How Do I Invest in Today’s Market?
Financial repression; this term has to the defining factor of the last few years in the world of investments. Central banks promoted consumption with all the tools that they have while forcing savers into riskier and riskier assets in search of the non-existent yields. The fight against deflation and a global credit event changed the playing field in financial markets.
Stock markets roared to new all-time highs, while government and corporate yields collapsed to historic lows. But for now, both of those asset classes have been squeezed dry of prospective returns by investors, actually, stocks already had a two year period with no meaningful returns before the Trump-rally started last November.
Today, in the developed world, there is a huge vacuum of reachable yield, and as I concluded in my article on central banks, I think that this creates a dangerous environment for passive investment strategies, and you should be aware of the risks of relying on pension plans and government transfers due to the sorry state of the global financial system.
What is the Answer?
Now you might ask what do I do in this situation. Well, the recipe is one that probably won’t be too popular with most of the people out there: Save more, do your homework, and invest selectively. I believe that passive stock and bond investments, especially in the US and Europe, simply won’t make it if you are counting on double digit annual returns for the next 10-15 years—not even mid-high single digits for that matter.

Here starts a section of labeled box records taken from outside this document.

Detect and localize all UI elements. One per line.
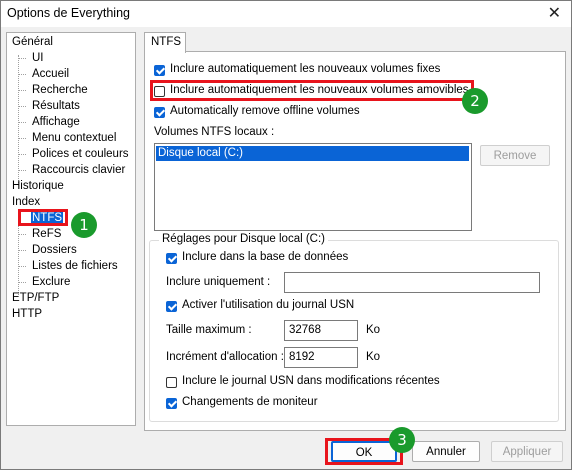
tab-label: NTFS: [151, 36, 182, 48]
tree-item-general[interactable]: Général: [12, 36, 53, 48]
volumes-label: Volumes NTFS locaux :: [154, 126, 275, 138]
tree-item-refs[interactable]: ReFS: [32, 228, 61, 240]
tree-connector: [18, 74, 26, 75]
include-fixed-checkbox[interactable]: [154, 65, 165, 76]
usn-journal-label[interactable]: Activer l'utilisation du journal USN: [182, 299, 354, 311]
tree-item-polices[interactable]: Polices et couleurs: [32, 148, 129, 160]
tree-item-http[interactable]: HTTP: [12, 308, 42, 320]
step-badge-2: 2: [462, 88, 488, 114]
include-db-label[interactable]: Inclure dans la base de données: [182, 251, 348, 263]
tree-item-affichage[interactable]: Affichage: [32, 116, 80, 128]
settings-group-label: Réglages pour Disque local (C:): [159, 233, 328, 245]
include-fixed-label[interactable]: Inclure automatiquement les nouveaux vol…: [170, 63, 440, 75]
tree-connector: [18, 282, 26, 283]
include-only-label: Inclure uniquement :: [166, 276, 271, 288]
tree-connector: [18, 90, 26, 91]
alloc-input[interactable]: 8192: [284, 347, 358, 368]
max-size-input[interactable]: 32768: [284, 320, 358, 341]
include-only-input[interactable]: [284, 272, 540, 293]
tree-connector: [18, 250, 26, 251]
include-db-checkbox[interactable]: [166, 253, 177, 264]
tree-connector: [18, 122, 26, 123]
tree-item-dossiers[interactable]: Dossiers: [32, 244, 77, 256]
tree-item-listes[interactable]: Listes de fichiers: [32, 260, 118, 272]
cancel-button[interactable]: Annuler: [412, 441, 480, 462]
include-removable-checkbox[interactable]: [154, 86, 165, 97]
tree-connector: [18, 138, 26, 139]
tree-connector: [18, 234, 26, 235]
tree-connector: [18, 215, 19, 295]
tree-connector: [18, 106, 26, 107]
tree-item-historique[interactable]: Historique: [12, 180, 64, 192]
tree-item-recherche[interactable]: Recherche: [32, 84, 88, 96]
usn-recent-label[interactable]: Inclure le journal USN dans modification…: [182, 375, 440, 387]
max-size-label: Taille maximum :: [166, 324, 252, 336]
tree-item-exclure[interactable]: Exclure: [32, 276, 70, 288]
tree-connector: [18, 154, 26, 155]
alloc-unit: Ko: [366, 351, 381, 363]
tab-ntfs[interactable]: NTFS: [144, 32, 186, 53]
tree-connector: [18, 266, 26, 267]
window-title: Options de Everything: [7, 6, 130, 20]
apply-button[interactable]: Appliquer: [491, 441, 563, 462]
tree-connector: [18, 170, 26, 171]
alloc-label: Incrément d'allocation :: [166, 351, 284, 363]
monitor-changes-label[interactable]: Changements de moniteur: [182, 396, 318, 408]
tree-item-ntfs[interactable]: NTFS: [31, 212, 64, 224]
tree-item-resultats[interactable]: Résultats: [32, 100, 80, 112]
tree-item-accueil[interactable]: Accueil: [32, 68, 69, 80]
auto-remove-label[interactable]: Automatically remove offline volumes: [170, 105, 360, 117]
tree-item-menu-contextuel[interactable]: Menu contextuel: [32, 132, 116, 144]
step-badge-1: 1: [71, 212, 97, 238]
volume-item[interactable]: Disque local (C:): [156, 146, 469, 161]
usn-recent-checkbox[interactable]: [166, 377, 177, 388]
tree-item-index[interactable]: Index: [12, 196, 40, 208]
tree-item-etp-ftp[interactable]: ETP/FTP: [12, 292, 59, 304]
close-icon[interactable]: ✕: [548, 3, 561, 23]
tree-item-ui[interactable]: UI: [32, 52, 44, 64]
tree-item-raccourcis[interactable]: Raccourcis clavier: [32, 164, 125, 176]
max-size-unit: Ko: [366, 324, 381, 336]
include-removable-label[interactable]: Inclure automatiquement les nouveaux vol…: [170, 84, 469, 96]
volumes-listbox[interactable]: Disque local (C:): [154, 143, 472, 231]
remove-button[interactable]: Remove: [480, 145, 550, 166]
step-badge-3: 3: [389, 427, 415, 453]
auto-remove-checkbox[interactable]: [154, 107, 165, 118]
usn-journal-checkbox[interactable]: [166, 301, 177, 312]
ok-button[interactable]: OK: [331, 441, 397, 462]
title-bar: Options de Everything ✕: [1, 1, 571, 27]
monitor-changes-checkbox[interactable]: [166, 398, 177, 409]
tree-connector: [18, 58, 26, 59]
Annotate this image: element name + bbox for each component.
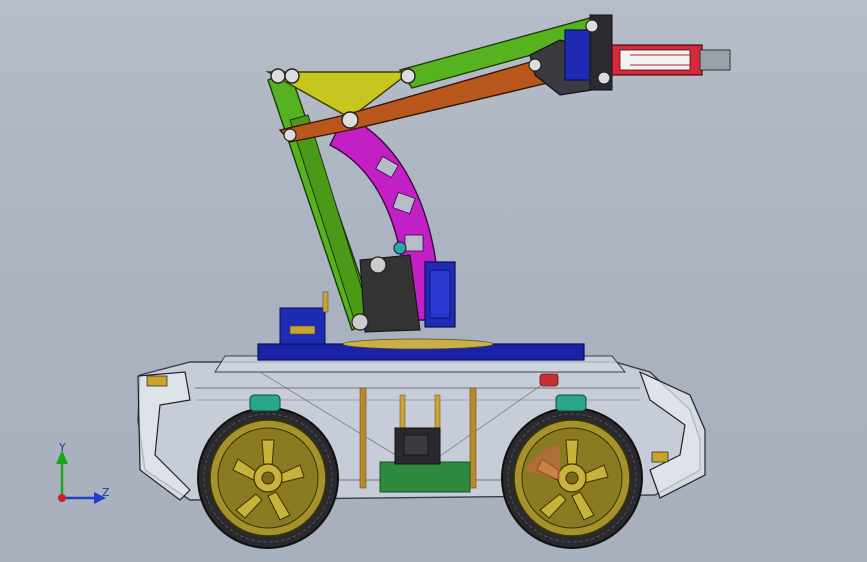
robot-car-model-icon[interactable]	[0, 0, 867, 562]
front-wheel-icon	[197, 407, 339, 549]
triad-y-label: Y	[59, 441, 66, 454]
axis-triad	[56, 450, 106, 504]
cad-viewport[interactable]: Y Z	[0, 0, 867, 562]
rear-wheel-icon	[501, 407, 643, 549]
triad-z-label: Z	[102, 486, 110, 499]
servo-icon	[351, 241, 456, 333]
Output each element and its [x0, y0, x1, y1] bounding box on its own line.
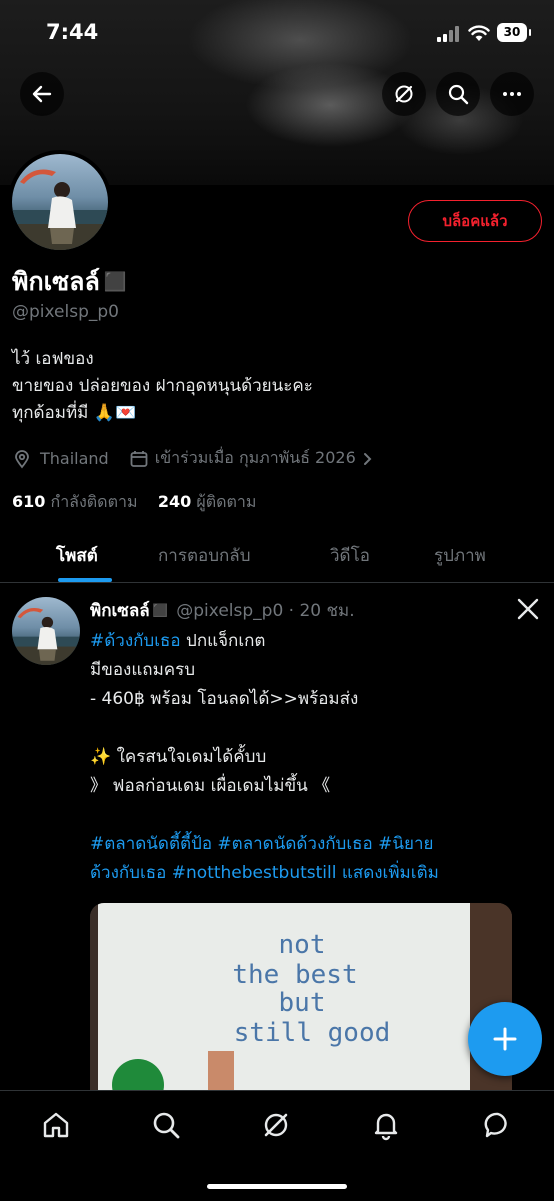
- following-count: 610: [12, 492, 46, 511]
- followers-label: ผู้ติดตาม: [196, 492, 257, 511]
- calendar-icon: [130, 450, 148, 467]
- back-button[interactable]: [20, 72, 64, 116]
- book-cover-image: not the best but still good: [90, 903, 512, 1090]
- post-image[interactable]: not the best but still good: [90, 903, 512, 1090]
- post-line: มีของแถมครบ: [90, 660, 196, 680]
- battery-icon: 30: [497, 23, 531, 42]
- tab-photos[interactable]: รูปภาพ: [434, 542, 486, 569]
- following-link[interactable]: 610 กำลังติดตาม: [12, 492, 138, 511]
- post-header: พิกเซลล์◼️ @pixelsp_p0 · 20 ชม.: [90, 597, 355, 624]
- profile-location: Thailand: [40, 449, 109, 468]
- book-title-line: but: [279, 988, 326, 1018]
- post-line: 》 ฟอลก่อนเดม เผื่อเดมไม่ขึ้น 《: [90, 776, 331, 796]
- profile-joined: เข้าร่วมเมื่อ กุมภาพันธ์ 2026: [154, 448, 356, 467]
- followers-link[interactable]: 240 ผู้ติดตาม: [158, 492, 257, 511]
- profile-handle: @pixelsp_p0: [12, 302, 119, 322]
- x-logo-icon: [517, 598, 539, 620]
- post-line: - 460฿ พร้อม โอนลดได้>>พร้อมส่ง: [90, 689, 359, 709]
- post-author[interactable]: พิกเซลล์◼️: [90, 601, 171, 621]
- profile-tabs: โพสต์ การตอบกลับ วิดีโอ รูปภาพ: [0, 530, 554, 583]
- profile-bio: ไว้ เอฟของ ขายของ ปล่อยของ ฝากอุดหนุนด้ว…: [12, 346, 313, 427]
- search-icon[interactable]: [150, 1109, 182, 1141]
- post-line: ✨ ใครสนใจเดมได้คั้บบ: [90, 747, 267, 767]
- hashtag-line[interactable]: ด้วงกับเธอ #notthebestbutstill: [90, 863, 336, 883]
- notifications-bell-icon[interactable]: [370, 1109, 402, 1141]
- profile-meta: Thailand เข้าร่วมเมื่อ กุมภาพันธ์ 2026: [12, 446, 376, 471]
- location-pin-icon: [15, 449, 29, 468]
- messages-icon[interactable]: [482, 1109, 514, 1141]
- book-title-line: the best: [232, 960, 357, 990]
- avatar-photo: [12, 608, 80, 665]
- bio-line: ทุกด้อมที่มี 🙏💌: [12, 403, 137, 423]
- arrow-left-icon: [32, 85, 52, 103]
- book-title-line: not: [279, 930, 326, 960]
- signal-icon: [437, 26, 461, 42]
- bio-line: ไว้ เอฟของ: [12, 349, 94, 369]
- status-time: 7:44: [46, 20, 99, 44]
- grok-button[interactable]: [382, 72, 426, 116]
- hashtag-line[interactable]: #ตลาดนัดตี้ตี้ป้อ #ตลาดนัดด้วงกับเธอ #นิ…: [90, 830, 546, 859]
- profile-name: พิกเซลล์◼️: [12, 267, 131, 296]
- tab-replies[interactable]: การตอบกลับ: [158, 542, 251, 569]
- post-line: ปกแจ็กเกต: [180, 631, 266, 651]
- more-button[interactable]: [490, 72, 534, 116]
- post-avatar[interactable]: [12, 597, 80, 665]
- hashtag-link[interactable]: #ด้วงกับเธอ: [90, 631, 181, 651]
- avatar-photo: [12, 169, 108, 250]
- tab-videos[interactable]: วิดีโอ: [330, 542, 370, 569]
- more-icon: [503, 92, 521, 96]
- show-more-link[interactable]: แสดงเพิ่มเติม: [342, 863, 439, 883]
- search-button[interactable]: [436, 72, 480, 116]
- compose-button[interactable]: [468, 1002, 542, 1076]
- grok-icon: [395, 85, 413, 103]
- followers-count: 240: [157, 492, 192, 511]
- home-indicator: [207, 1184, 347, 1189]
- profile-avatar[interactable]: [8, 150, 112, 254]
- home-icon[interactable]: [40, 1109, 72, 1141]
- post-handle-time: @pixelsp_p0 · 20 ชม.: [176, 601, 355, 621]
- following-label: กำลังติดตาม: [50, 492, 138, 511]
- book-title-line: still good: [234, 1018, 391, 1048]
- search-icon: [448, 84, 469, 105]
- post-text: #ด้วงกับเธอ ปกแจ็กเกต มีของแถมครบ - 460฿…: [90, 627, 546, 888]
- blocked-button[interactable]: บล็อคแล้ว: [408, 200, 542, 242]
- bio-line: ขายของ ปล่อยของ ฝากอุดหนุนด้วยนะคะ: [12, 376, 313, 396]
- follow-stats: 610 กำลังติดตาม 240 ผู้ติดตาม: [12, 490, 256, 515]
- status-bar: 7:44 30: [0, 0, 554, 60]
- active-tab-indicator: [58, 578, 112, 582]
- chevron-right-icon[interactable]: [360, 451, 376, 467]
- grok-icon[interactable]: [260, 1109, 292, 1141]
- tab-posts[interactable]: โพสต์: [56, 542, 98, 569]
- plus-icon: [493, 1027, 517, 1051]
- post[interactable]: พิกเซลล์◼️ @pixelsp_p0 · 20 ชม. #ด้วงกับ…: [0, 583, 554, 1090]
- wifi-icon: [468, 25, 490, 41]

So what are the alternatives? Real estate, individual stock and bond picks, “exotic” stocks, farmland, commodities, cryptocurrencies, arts, vintage cars… there are a lot of fields of investing that you can venture into, besides running your own business of course. From the above list, I have an interest in almost every segment, with an unwantedly big part in real estate, due to a family bankruptcy event that required my help, and used up virtually all my liquid investments a couple of years ago. Since then, I try to focus on hard and/or naturally yielding assets, while trying to stay independent from the long-term debasement of fiat currencies.
My Savings Rate
I am falling shy of the target of the 33% club when it comes to savings, although it has to be said that my income (part from trading stocks, cryptos, and forex; and part from journalism) is volatile, so sometimes I am even able to save around 40%, but in practice the average for the past two years around 20%. Granted, I spend a lot on traveling and getting to know the world, but I believe that that’s a good way of “wasting” money.
I, together with my partner, have a real estate investment (Airbnb) in downtown Budapest, yielding a nice 7% after tax and amortization, with some potential for capital appreciation (50% of my savings). I have an interest in a hazelnut-plantation that will hopefully yield 8-10% annually starting in 2018 (10%). I hold a portfolio of government (US, Hungarian, Russian, Mexican) and corporate bonds (10%), with an average duration of 4 years and an intention to hold them until maturity.
I have around 10% each in gold and cryptocurrencies, and I am putting a monthly fix amount into an emerging market fund focused on South-East Asia and Africa where I see the bulk of the growth in the coming decades (5%). I also try to have around 5% in fiat (US Dollars and Euros) for every day and emergency expenses.
The Problems with my Portfolio
I believe that although it’s a relatively balanced portfolio, and it is more or less in line with my view of the world, liquidity is an issue. Right now, I’m trying to put more and more of my active and passive income into liquid, short-dated bonds and cash, to have enough dry gunpowder for a possible major pull-back in stocks that would provide better valuations, and a good environment for stock picking.
Some of you would say that the 10% in cryptos is a small amount, and sure enough I am letting that increase naturally, as my core positions outgrow the rest of my portfolio; but some of my other holdings have great tax-benefits accompanied by very low volatility which make them great choices for the long run.
My stock exposure is laughably low, and I might be proven wrong by another few years of bull-market action, but for now I feel comfortable with this ratio. Also my gold holdings are all paper, and I am only in a planning phase of going physical, but I hope I won’t regret that decision.
What’s your take?
So there it is, you are free to criticize my investments, but don’t get me wrong, I know it’s not optimal as of now. As I started rebuilding my savings in 2015, the composition is what you could call “eclectic”. I will update you as my view of the world changes, and I will share my investment ideas in real-time. Use them at your own risk :).